L’accoglienza della traduzione da parte dei cattolici fu abbastanza favorevole. L. E. Pan della Sorbona, si scaglia contro di essa: "All'inizio circa del nostro secolo, John Diodati, ministro a Ginevra, ci diede una nuova traduzione italiana dell'intera Bibbia, molto simile all'edizione francese di Ginevra". Il padre Simon trovò sia del bene che del male da dire sull'opera del Diodati, ma non era sfavorevole: "Vorrei che coloro che avessero l'interesse di leggere la traduzione italiana della Bibbia del Adeodates, che è più elegante di quella francese, e consiglio di leggere anche solo i riassunti dei capitoli per ottenere un veloce compendio della Bibbia.

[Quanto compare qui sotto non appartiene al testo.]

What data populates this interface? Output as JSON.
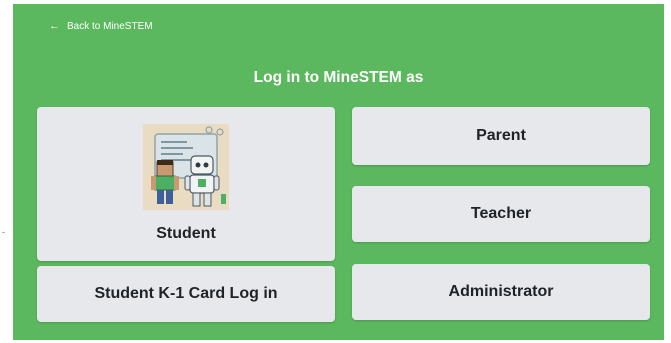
{
  "header": {
    "back_label": "Back to MineSTEM",
    "title": "Log in to MineSTEM as"
  },
  "options": {
    "student": "Student",
    "student_k1": "Student K-1 Card Log in",
    "parent": "Parent",
    "teacher": "Teacher",
    "administrator": "Administrator"
  },
  "icons": {
    "back": "arrow-left-icon",
    "student_illustration": "student-and-robot-illustration"
  },
  "colors": {
    "background": "#5cb85f",
    "card": "#e6e8ec",
    "text": "#1f2328",
    "header_text": "#ffffff"
  }
}
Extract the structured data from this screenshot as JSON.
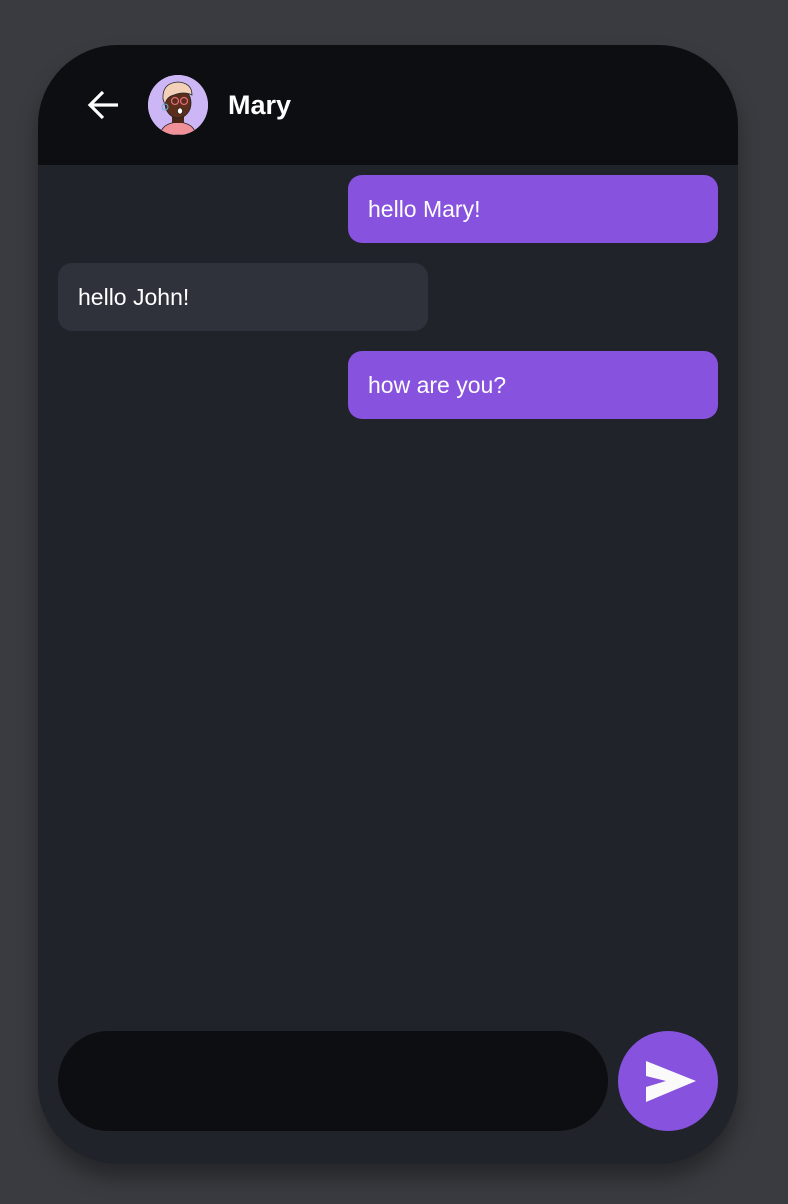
{
  "header": {
    "contact_name": "Mary",
    "back_icon": "arrow-left-icon",
    "avatar": "contact-avatar"
  },
  "messages": [
    {
      "from": "me",
      "text": "hello Mary!"
    },
    {
      "from": "contact",
      "text": "hello John!"
    },
    {
      "from": "me",
      "text": "how are you?"
    }
  ],
  "composer": {
    "value": "",
    "send_icon": "send-icon"
  },
  "colors": {
    "accent": "#8652de",
    "header": "#0d0e12",
    "body": "#21232b",
    "received_bubble": "#2f323b",
    "background": "#3a3b40"
  }
}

Accusava però Diodati di fare una parafrasi della Bibbia, solleticando "la fantasia dei suoi fratelli settari". Bartolomeo Gamba (1776-1841): "Il lucchese Giovanni Diodati quanto alla nettezza dell'esposizione meritò sempre elogi sommi; ed io, nel registrare un volgarizzamento riprovevole, siccome opera di un seguace delle ginevrine dottrine, lo ricordo siccome ricco di que' modi di dire di grave e casta semplicità, che provengono alle schiette parole della divina Scrittura" . Monsignore Emilio Tiboni (1853): "La lingua della versione e delle note del Diodati è classica, beché alcune forme non siano del tutto eleganti... Non devo tacere che i clericali scagliarono calunnie e maldicenze contro il Diodati, stimando lecita la frode e la menzogna per metterlo in cattiva vista, e per tal modo distornare altrui dal leggerlo; quasiché la bontà del fine giustifichi l'iniquità dei mezzi... In luogo di calunniare il Diodati per rimuoverlo dalle mani dei cattolici, tornerebbe per avventura meglio purgare questa Bibbia del calvinistico veleno di cui è infetta, e questa edizione corretta e migliorata per promuovere, proteggere e a quella del Martini sostituire" .
La Bibbia italiana del Diodati è stata un'impresa ancora più notevole della Versione Autorizata inglese, perché quest'ultima era il risultato del lavoro di un gruppo di studiosi, mentre Diodati aveva lavorato da solo, con l'eccezione forse dell'assistenza del teologo ginevrino, Benedetto Turrettini, e per aver prodotto una versione annotata dell'intera Bibbia (1607) quando aveva solo 31 anni. Le sue annotazioni rivelano una spiritualità di tipo pietista e pastorale dogmatico in anticipo di almeno cinquant'anni rispetto ai successivi sviluppi intellettuali delle Chiese riformate.
Giovanni Diodati si addormentò nel Signore il 13 ottobre del 1649 a 73 anni.